Accenture Plc ACN is set to report second-quarter fiscal 2017 results on Mar 23. Last quarter, the company posted a positive earnings surprise of 6.04%. Let’s see how things are shaping up for this announcement.
Factors to Consider
Accenture delivered mixed first-quarter fiscal 2017 results, wherein the bottom line surpassed the Zacks Consensus Estimate but the top line missed the same. Moreover, the company lowered its fiscal 2017 earnings outlook and provided a dismal second-quarter revenue guidance. However, both revenues and earnings increased on a year-over-year basis, reflecting increased focus on the Consulting and Outsourcing business, new bookings and continuous return of shareholders’ value.
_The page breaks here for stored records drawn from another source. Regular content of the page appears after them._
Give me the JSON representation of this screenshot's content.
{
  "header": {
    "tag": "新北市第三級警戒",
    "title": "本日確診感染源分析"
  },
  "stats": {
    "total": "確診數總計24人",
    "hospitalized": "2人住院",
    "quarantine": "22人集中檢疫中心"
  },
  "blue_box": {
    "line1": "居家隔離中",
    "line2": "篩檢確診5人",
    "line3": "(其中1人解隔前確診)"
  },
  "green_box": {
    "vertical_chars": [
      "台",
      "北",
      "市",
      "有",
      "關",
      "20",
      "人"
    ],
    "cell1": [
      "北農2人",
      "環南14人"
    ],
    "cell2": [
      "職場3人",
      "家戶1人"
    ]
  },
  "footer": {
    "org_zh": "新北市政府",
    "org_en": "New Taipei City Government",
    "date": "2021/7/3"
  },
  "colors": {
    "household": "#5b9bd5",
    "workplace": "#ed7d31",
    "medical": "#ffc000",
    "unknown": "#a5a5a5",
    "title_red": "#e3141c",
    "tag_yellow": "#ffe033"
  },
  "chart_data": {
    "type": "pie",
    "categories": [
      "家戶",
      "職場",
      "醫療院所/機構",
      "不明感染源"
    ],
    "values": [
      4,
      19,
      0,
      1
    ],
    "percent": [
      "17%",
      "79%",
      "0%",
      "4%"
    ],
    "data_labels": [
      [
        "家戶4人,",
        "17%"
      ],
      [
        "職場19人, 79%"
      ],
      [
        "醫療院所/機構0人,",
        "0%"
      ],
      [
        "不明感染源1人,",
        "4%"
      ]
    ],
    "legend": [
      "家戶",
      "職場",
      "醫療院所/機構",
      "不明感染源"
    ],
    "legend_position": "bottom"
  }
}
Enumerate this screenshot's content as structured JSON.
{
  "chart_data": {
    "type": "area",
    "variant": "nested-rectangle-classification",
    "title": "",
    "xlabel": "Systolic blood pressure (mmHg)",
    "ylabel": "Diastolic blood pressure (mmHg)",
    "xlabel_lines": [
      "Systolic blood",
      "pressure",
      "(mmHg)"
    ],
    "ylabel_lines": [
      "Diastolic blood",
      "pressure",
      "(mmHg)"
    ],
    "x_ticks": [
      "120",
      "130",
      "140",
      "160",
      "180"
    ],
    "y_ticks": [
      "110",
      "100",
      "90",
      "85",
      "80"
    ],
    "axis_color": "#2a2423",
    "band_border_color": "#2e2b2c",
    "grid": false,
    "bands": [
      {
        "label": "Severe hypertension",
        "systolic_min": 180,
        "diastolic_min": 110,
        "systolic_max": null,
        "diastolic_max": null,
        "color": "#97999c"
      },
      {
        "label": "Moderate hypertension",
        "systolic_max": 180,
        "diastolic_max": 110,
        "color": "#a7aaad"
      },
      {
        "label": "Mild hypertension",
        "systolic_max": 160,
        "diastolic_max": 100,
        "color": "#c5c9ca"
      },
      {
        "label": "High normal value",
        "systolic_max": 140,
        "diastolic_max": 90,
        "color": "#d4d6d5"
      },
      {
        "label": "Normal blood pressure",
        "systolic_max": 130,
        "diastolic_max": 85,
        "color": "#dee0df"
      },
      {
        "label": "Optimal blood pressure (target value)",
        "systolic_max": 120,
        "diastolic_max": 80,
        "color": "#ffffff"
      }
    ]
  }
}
Recently, Accenture completed the acquisition of Seabury Group, a strategy consulting firm with primarily focus on the aviation industry. We believe that the buyout will expand Accenture’s capabilities in providing end-to-end strategy consulting services to the airline companies. It will also help the company in gaining more market share, thereby boosting its top-line performance, going forward.
Accenture’s solid performance across insurance, banking and health care segments reflects strong demand for its services, which will boost its long-term growth.
However, increasing competition from Cognizant Technology Solutions and International Business Machines Corporation IBM, a strained spending environment and Accenture’s broad European exposure may tamper growth to some extent.
Accenture PLC Price and EPS Surprise
Our proven model does not conclusively show that Accenture will beat earnings estimates this quarter. This is because a stock needs to have both a positive Earnings ESP and a Zacks Rank #1 (Strong Buy), 2 (Buy) or 3 (Hold) for this to happen. That is not the case here as you will see below.
Zacks ESP: Both the Most Accurate estimate and the Zacks Consensus Estimate is pegged at $1.30 per share. Hence, the difference is 0.00%. You can uncover the best stocks to buy or sell before they’re reported with our Earnings ESP Filter.
Zacks Rank: Although Accenture’s Zacks Rank #3 increases the predictive power of ESP, its 0.00% ESP makes surprise prediction difficult.
Note that we caution against stocks with a Zacks Rank #4 or 5 (Sell rated) going into the earnings announcement, especially when the company is seeing negative estimate revisions.
Stocks to Consider
Here are a couple of stocks that you may consider, as our model shows that they have the right combination of elements to post an earnings beat:
Constellation Brands, Inc. STZ, with an Earnings ESP of +0.73% and a Zacks Rank #3. You can see the complete list of today’s Zacks #1 Rank stocks here.
FedEx Corp. FDX, with an Earnings ESP of +3.40% and a Zacks Rank #3.